Theme Title: Distributed Storage System Based on Hybrid Model
Technical Area: Storage
As known, there is a large price gap between high-performance storage device and hard disk device. The hybrid storage model based on both devices is the best design. Based on distributed storage system of cloud service, this research focus on building hybrid storage system with kinds of disks such as SSD and HDD. On the hybrid system, this research focus on the data’s distribution strategy on the devices, and mathematical model for value evaluator of hybrid storage system.
This research proposes a method to build hybrid storage system for cloud cluster. Based on kinds of storage devices including high-performance and had disk, this research firstly investigates an intelligent data placement strategy, which can smartly place data on correct device and trigger data migration at correct time. Due to data migration has to product additional cost of disk IO and network, this research makes approach to reduce the cost as much as possible. Secondly, this research proposes an evaluation model to calculate the value of a hybrid storage cluster, which can guide us to build a cost-effective hybrid system. Thirdly, this research innovates the buffer evict algorithm for multi-level hybrid storage system. Because cluster is at the bottom level in cloud service, the buffer in cluster cannot be aware of the data access frequency, we need to review the problem from a new perspective, such as data access locality.
This research plans to publish at least one paper on top conference and completes one prototype system in a year.
Related Research Topics
This research will process work on 3 topics:
1.The analysis of data “hot/cold access”.
This research plans to use some smart methods, such as artificial intelligence, machine learning, data mining e.g., to predict data is ‘hot’ or ‘cold’. Then the ‘hot’ data is placed on High-performance and ‘cold’ data is placed on hard disk.

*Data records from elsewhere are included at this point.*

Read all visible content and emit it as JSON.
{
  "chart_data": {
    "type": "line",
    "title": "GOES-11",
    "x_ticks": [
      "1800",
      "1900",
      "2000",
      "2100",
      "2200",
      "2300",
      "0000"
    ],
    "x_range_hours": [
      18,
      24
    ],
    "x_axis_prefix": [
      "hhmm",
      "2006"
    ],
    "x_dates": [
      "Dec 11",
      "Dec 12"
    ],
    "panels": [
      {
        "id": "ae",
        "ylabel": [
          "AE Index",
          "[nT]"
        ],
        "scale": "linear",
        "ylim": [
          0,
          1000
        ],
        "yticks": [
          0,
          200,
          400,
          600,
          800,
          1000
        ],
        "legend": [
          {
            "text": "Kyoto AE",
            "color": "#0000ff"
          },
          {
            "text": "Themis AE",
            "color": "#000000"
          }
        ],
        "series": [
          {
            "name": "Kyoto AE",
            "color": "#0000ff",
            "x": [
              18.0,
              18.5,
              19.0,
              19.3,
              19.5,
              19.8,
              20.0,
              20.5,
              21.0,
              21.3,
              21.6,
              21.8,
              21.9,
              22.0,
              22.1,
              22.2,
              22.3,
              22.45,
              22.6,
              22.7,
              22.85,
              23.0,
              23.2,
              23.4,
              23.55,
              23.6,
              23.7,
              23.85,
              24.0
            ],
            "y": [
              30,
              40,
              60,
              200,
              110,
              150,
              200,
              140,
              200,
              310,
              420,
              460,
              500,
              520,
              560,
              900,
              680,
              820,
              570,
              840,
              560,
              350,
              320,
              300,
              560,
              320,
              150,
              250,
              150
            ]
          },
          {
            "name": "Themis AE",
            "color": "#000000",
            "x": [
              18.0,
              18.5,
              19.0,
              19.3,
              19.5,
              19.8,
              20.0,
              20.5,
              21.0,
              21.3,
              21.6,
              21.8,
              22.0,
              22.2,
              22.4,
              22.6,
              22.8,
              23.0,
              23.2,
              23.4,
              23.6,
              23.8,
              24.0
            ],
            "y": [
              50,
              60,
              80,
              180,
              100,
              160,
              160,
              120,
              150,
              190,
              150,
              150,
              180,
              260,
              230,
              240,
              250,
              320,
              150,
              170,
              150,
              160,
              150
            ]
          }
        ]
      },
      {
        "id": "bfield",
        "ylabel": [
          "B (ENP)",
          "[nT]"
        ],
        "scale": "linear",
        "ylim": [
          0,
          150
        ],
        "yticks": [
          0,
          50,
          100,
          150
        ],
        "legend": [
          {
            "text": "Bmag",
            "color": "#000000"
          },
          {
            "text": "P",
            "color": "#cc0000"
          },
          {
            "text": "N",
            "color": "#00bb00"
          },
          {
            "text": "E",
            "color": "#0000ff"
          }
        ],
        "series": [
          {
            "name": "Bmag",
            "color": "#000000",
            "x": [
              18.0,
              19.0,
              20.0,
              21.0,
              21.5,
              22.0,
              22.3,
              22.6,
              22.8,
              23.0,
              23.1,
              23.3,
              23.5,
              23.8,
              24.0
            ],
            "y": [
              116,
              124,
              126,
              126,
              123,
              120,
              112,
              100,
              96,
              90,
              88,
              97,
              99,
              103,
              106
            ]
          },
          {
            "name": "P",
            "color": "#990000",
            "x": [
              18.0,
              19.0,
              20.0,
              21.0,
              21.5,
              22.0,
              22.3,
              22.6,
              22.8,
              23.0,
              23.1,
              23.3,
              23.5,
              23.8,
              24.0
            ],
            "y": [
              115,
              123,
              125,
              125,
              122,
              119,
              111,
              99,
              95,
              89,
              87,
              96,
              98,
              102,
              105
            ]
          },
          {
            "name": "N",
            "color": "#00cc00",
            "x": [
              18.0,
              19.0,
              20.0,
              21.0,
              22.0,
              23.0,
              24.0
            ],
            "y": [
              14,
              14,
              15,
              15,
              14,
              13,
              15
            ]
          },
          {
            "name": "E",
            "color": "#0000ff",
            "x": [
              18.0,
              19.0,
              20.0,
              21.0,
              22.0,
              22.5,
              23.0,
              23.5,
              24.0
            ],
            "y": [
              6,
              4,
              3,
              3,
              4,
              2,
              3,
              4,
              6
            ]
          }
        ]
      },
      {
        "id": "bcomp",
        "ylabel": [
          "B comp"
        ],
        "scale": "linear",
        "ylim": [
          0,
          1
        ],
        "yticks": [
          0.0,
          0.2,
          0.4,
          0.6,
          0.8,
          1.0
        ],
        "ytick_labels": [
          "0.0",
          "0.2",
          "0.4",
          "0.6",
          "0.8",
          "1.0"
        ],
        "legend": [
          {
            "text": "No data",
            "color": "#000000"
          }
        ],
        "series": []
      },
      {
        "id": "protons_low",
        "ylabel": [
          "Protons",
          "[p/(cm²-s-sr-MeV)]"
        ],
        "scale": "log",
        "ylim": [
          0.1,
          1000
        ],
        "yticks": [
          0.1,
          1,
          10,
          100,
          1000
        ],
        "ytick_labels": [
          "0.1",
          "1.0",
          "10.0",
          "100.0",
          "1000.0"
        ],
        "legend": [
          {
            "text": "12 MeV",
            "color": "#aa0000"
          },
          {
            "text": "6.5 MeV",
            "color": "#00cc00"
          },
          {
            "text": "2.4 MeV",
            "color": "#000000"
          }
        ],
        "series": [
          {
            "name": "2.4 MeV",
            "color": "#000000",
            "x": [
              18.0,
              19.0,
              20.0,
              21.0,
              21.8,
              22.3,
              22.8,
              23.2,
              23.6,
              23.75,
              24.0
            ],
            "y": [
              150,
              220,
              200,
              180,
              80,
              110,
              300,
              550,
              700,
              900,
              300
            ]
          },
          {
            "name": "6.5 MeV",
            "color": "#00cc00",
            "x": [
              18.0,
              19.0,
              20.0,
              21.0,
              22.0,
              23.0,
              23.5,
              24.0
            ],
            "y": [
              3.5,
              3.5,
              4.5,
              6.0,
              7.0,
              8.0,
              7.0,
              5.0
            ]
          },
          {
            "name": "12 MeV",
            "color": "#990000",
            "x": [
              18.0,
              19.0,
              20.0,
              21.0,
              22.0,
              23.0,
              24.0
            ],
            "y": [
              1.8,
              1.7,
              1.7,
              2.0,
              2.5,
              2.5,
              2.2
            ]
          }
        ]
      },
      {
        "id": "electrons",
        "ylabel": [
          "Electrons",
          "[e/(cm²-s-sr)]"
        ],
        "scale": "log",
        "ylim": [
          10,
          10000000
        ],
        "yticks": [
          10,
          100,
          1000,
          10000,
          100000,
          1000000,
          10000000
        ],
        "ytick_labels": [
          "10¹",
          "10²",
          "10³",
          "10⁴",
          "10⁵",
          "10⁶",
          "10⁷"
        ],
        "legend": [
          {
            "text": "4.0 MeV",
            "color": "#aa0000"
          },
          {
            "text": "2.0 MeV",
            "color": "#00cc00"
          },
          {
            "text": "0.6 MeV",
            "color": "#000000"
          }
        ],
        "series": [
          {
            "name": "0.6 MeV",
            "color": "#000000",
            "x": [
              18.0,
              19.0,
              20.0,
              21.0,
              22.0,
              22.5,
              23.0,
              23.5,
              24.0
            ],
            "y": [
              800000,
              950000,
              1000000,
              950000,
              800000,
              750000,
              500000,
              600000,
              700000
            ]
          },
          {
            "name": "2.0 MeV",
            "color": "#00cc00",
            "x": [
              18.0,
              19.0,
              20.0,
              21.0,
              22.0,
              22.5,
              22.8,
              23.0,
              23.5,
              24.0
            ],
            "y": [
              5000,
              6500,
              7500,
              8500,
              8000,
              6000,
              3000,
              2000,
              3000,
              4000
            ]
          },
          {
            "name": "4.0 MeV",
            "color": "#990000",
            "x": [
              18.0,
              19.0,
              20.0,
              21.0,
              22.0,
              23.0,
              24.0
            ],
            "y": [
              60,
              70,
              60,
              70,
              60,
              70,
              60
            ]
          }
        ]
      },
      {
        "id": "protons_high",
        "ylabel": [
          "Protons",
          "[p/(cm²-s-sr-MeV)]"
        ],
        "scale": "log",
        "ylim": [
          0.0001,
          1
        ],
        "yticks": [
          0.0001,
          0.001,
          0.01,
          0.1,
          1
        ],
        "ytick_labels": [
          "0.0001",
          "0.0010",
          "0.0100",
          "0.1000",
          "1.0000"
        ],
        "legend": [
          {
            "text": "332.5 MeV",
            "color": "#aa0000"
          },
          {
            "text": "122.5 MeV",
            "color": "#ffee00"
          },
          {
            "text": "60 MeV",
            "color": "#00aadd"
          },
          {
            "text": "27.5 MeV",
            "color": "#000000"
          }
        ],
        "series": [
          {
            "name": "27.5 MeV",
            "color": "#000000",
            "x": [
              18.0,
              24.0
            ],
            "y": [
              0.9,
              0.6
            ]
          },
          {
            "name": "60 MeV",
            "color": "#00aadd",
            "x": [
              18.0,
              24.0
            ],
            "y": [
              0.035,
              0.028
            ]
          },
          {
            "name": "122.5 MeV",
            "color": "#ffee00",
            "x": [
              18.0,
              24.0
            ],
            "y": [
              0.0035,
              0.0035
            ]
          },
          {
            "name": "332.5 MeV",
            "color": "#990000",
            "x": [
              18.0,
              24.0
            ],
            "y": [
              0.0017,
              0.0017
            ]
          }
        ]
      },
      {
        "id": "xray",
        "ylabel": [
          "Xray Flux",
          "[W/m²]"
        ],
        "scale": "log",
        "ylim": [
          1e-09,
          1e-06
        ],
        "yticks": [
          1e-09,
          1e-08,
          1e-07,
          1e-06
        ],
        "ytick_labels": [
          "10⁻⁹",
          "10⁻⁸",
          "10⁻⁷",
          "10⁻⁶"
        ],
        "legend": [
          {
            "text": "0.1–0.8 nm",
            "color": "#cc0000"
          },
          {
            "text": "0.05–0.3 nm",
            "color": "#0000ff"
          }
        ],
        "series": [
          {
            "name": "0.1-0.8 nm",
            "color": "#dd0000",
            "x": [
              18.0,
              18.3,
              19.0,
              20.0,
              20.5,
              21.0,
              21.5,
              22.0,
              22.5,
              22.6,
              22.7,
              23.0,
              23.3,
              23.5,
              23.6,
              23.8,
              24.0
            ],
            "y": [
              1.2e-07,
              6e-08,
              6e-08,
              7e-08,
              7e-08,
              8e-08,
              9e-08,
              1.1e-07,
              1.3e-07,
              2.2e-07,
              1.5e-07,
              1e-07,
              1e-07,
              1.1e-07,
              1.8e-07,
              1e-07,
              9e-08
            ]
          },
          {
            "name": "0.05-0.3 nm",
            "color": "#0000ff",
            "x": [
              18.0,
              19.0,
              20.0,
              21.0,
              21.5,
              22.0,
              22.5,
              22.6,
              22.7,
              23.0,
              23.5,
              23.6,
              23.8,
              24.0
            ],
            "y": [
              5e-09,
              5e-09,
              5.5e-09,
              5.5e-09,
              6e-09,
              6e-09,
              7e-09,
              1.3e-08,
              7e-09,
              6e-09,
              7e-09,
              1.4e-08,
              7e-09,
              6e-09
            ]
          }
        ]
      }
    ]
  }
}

2.Mathematical model to evaluate hybrid storage.
This research plans to propose a mathematical method to evaluate the value of a hybrid system, which includes performance, storage price, network cost, migration cost e.g.
3.Buffer evict algorithm.
This research proposes a group of new algorithms for multi-level buffer in hybrid storage system. Data access frequency is no longer the consider standard, which is replaced by other methods such as access locality, prefetch data and so on.